Shares of Revolve Group (NYSE:RVLV) were moving higher today after the influencer-based online apparel shop scored a round of new analyst endorsements. The news comes as the customary quiet period following IPOs ended for Revolve Group, which debuted on the market on June 7.
As of 11:48 a.m. EDT, the stock was up 8.9%.
According to Bloomberg, of the nine analysts who weighed in on the stock, eight rated it a buy, further evidence that the market is bullish on the e-commerce star -- its shares have already doubled since its IPO at $18 a share. In a market full of debutantes, Revolve seems to have benefited from actually being profitable, a rare attribute in the newest crop of IPOs.
Several analysts praised the stock, including Jefferies' Randal Konik, who said, "Revolve is the future of retail and brand marketing with its digital commerce platform built on a data-driven backbone and an enviable influencer ecosystem," and gave it a price target of $60, higher than any other analyst.
Oliver Chen of Cowen joined the chorus, saying, "Revolve is well-positioned to grow its active user base as it captures fashion-focused Millennial and Gen-Z shoppers through its on-trend assortment, its influencer-based marketing model, and its emphasis on experiential events to promote the brand."
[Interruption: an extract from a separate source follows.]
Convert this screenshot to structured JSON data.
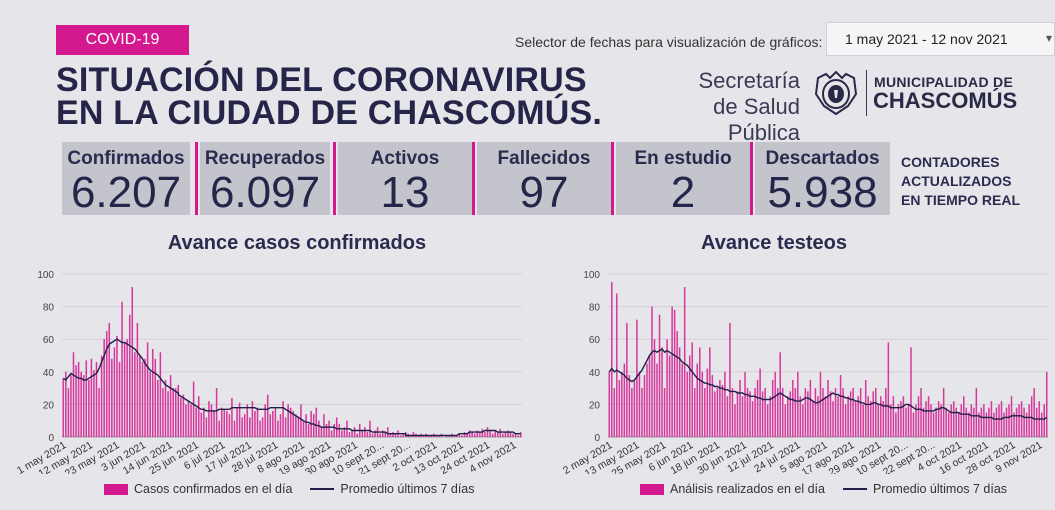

The lone hold rating came from Barclay's Ross Sandler, who liked the company's business model and financials but was concerned about the valuation.
It's clear that e-commerce is disrupting and permanently altering the apparel industry. And while there have been a number of losers, including department stores and mall-based chains, that have been forced to close stores, Revolve Group has been a clear winner. The company has carved out a niche with a growing demographic of young shoppers. Revenue grew 25% last year to $498.7 million with $30.6 million in profit, and it has enviable gross margins at 53%.
However, after the post-IPO surge, the stock isn't cheap, trading at a P/E ratio above 80. Whether Revolve can deliver the growth to justify that high valuation, especially with e-commerce competition increasing, remains to be seen.